The problem is that you create such links by default. I should not be able to open a link to a specific conversation and view that conversation 1. Unless I'm logged in and I have specific permission to view that item or 2. I have actively created a 'sharable' link.
People can type anything into these boxes, and if it's PII then you're on the hook for GDPR (not to mention the California equivalents) and implicit sharing and security through obscurity are not viewed favorably under those laws.
This is the current standard amongst AI search/answer engines and this is frankly the first complaint that we've heard about this.
That said, I hear you loud and clear and we will introduce more options for data privacy. Please feel free to reach out to me at michael@phind.com to chat further.
If you use the ChatGPT "Share" feature and send the link to someone, anyone who has the link can view it.

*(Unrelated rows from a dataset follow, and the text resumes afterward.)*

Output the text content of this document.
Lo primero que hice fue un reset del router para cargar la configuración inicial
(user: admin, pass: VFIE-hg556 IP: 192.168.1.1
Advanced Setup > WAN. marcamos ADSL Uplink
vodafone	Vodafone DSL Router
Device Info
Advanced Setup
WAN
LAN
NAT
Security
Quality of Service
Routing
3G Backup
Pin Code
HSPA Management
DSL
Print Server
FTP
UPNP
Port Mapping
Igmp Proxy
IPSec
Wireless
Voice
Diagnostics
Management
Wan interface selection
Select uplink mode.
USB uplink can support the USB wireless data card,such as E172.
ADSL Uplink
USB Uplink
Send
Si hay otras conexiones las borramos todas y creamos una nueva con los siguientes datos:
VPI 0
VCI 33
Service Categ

How else did you think it worked? They have no access control ui.
That is an explicit share. That link does not exist until you click the share button. With Phind, the URL to the chat is the share link. It's like every google doc having 'People with the link can view' turned on by default. If you create a random string and add it to their URL scheme and happen on a chat, you can view it regardless of if it's been intentionally shared by the creator, you don't even have to be logged into Phind.
Perplexity apparently does this, I just confirmed it. Which sucks because perplexity is a very solid product that also lets you opt out of data collection and has a share button, implying action needs to take place to get it to be public
People can type anything into these boxes, and if it's PII then you're on the hook for GDPR (not to mention the California equivalents) and implicit sharing and security through obscurity are not viewed favorably under those laws.